London, Victorian Age. A young man, Dorian Gray, is just returned at his native country, after the death of his last relative. So, alone with a great heritage, he is swept into the social whirlwind by the charismatic Lord Henry Wotton, who introduces Dorian to the hedonistic pleasures of the city. Henry's friend, the famous painter Basil Hallward, paints a portrait of Dorian to capture the full power of his youthful beauty. When the portrait is unveiled, Dorian, corrupted by the pleasures shown by Henry and by his speeches, says that he would have given up his soul in order to remain forever young like the portrait. So, Dorian meets and fells in love with a young actress, Sibyl Vane. But when the girl is left by a Dorian increasingly cynical and corrupted, she kills herself. Dorian initial grief disappears as Henry persuades him that all events are mere experiences and without consequences, and his hedonistic lifestyle worsens, distancing him from Basil. Dorian goes home, where finds his portrait warped and realises that his pledge has come true; all his sins, all his physical defects and all his years, modify the canvas while he remains ever young e handsome. The chaos of the picture of Dorian Gray starts, leading him to kill Basil after that the painter sees what his portrait does. Having left London to travel for some years, Dorian returns and fells in love with Henry's daughter, Emily, despite Henry's distaste for such a relationship based on Dorian's lifestyle.
Dorian, with his new love story, and remembering what he did in the past, he realizes that he wants to change his life, running away with Emily. But in the while Henry studies old photographs, and he catches the secret of Dorian. So Henry goes to Dorian’s house where he find the portrait. Then arrives Dorian and next Emily.
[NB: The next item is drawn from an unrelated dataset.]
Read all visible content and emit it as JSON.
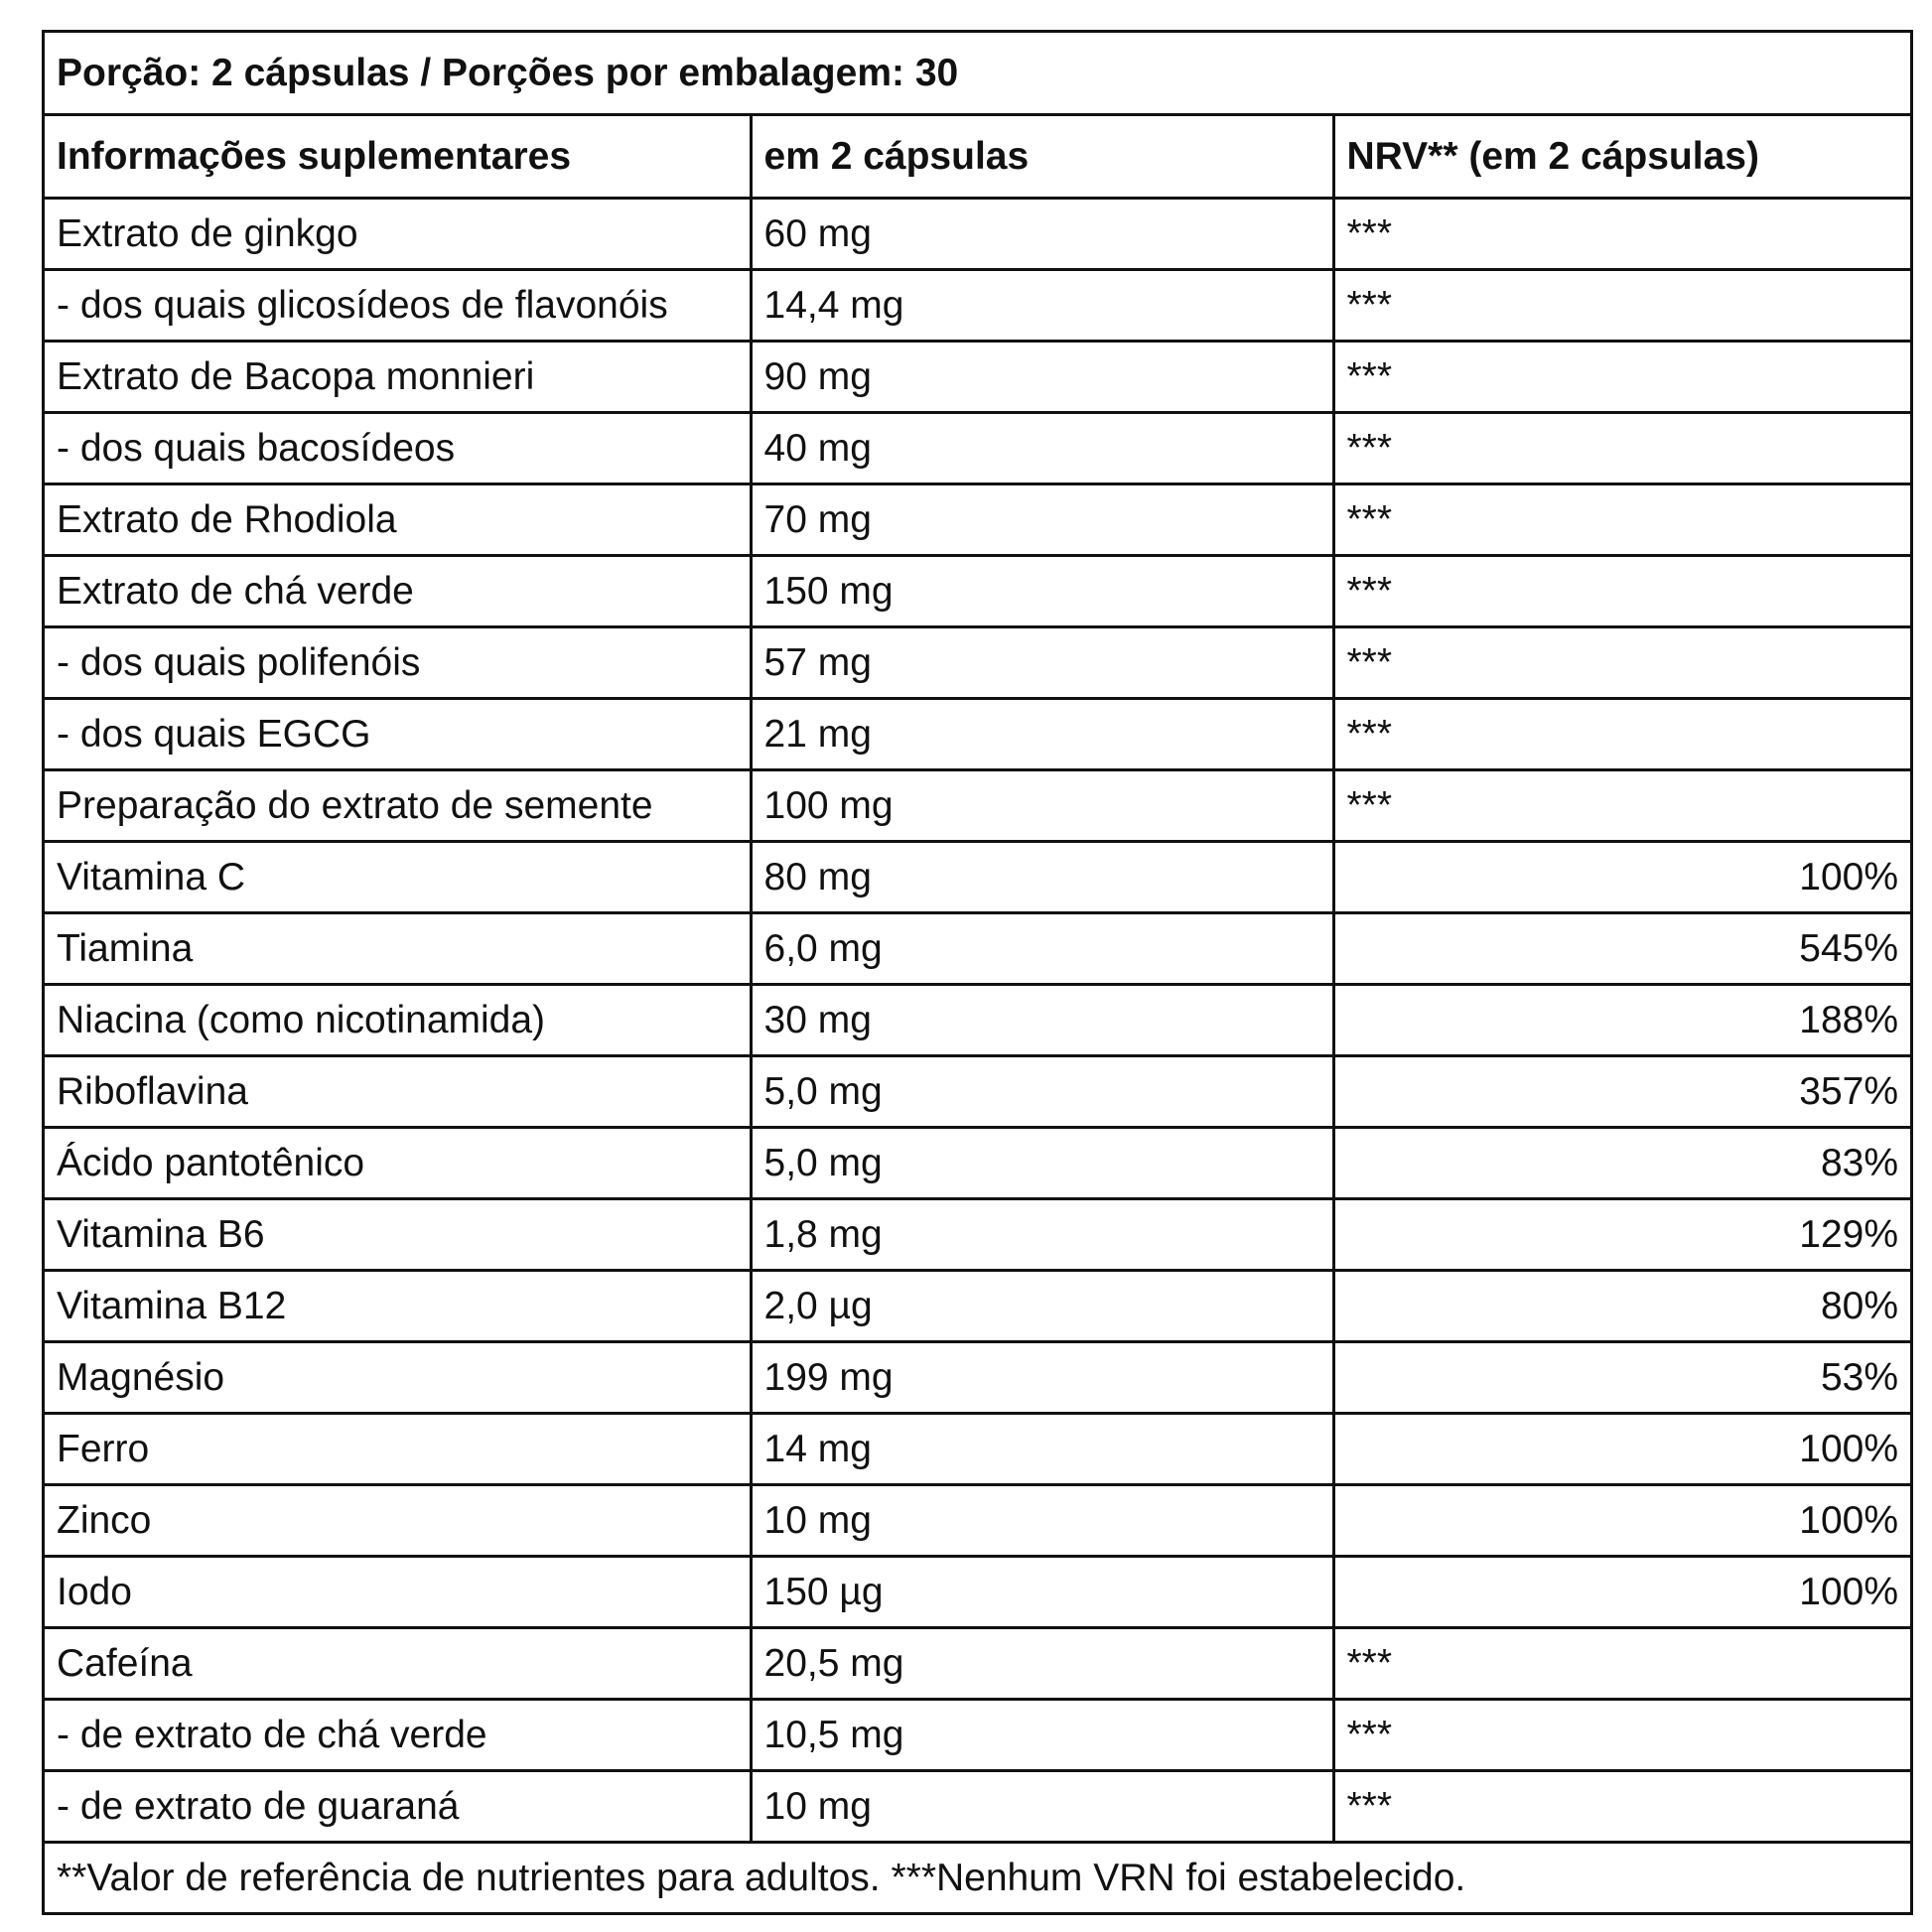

In the subsequent confrontation between the two men, the portrait catches on fire, Dorian sends Henry and Emily out of the house and he lets himself burn with the portrait.

As I have said before, the movie is referred to the homonymous book, but from it there are lots differences. For example the beginning and the ending are totally different: The novel starts with Henry who is seeing Basil painting Dorian, and not with the arriving in London of the young man. Then in the ending there isn’t all the part about Dorian and Emily’s love-story. Another difference is Dorian’s love story with Sibyl, that in the novel is more developed, with a deeper introspection of Sibyl figure and life. But What I have suffered more is the cut of almost all the monologues of Henry about life and beauty, that I think are the real substance of the story.

I really don't enjoy this film , because it is too different from the book whose name it bears. Then I don't like the director’s choice of focus too much and too much times on sex scenes, rather than giving space to the thoughts of the characters.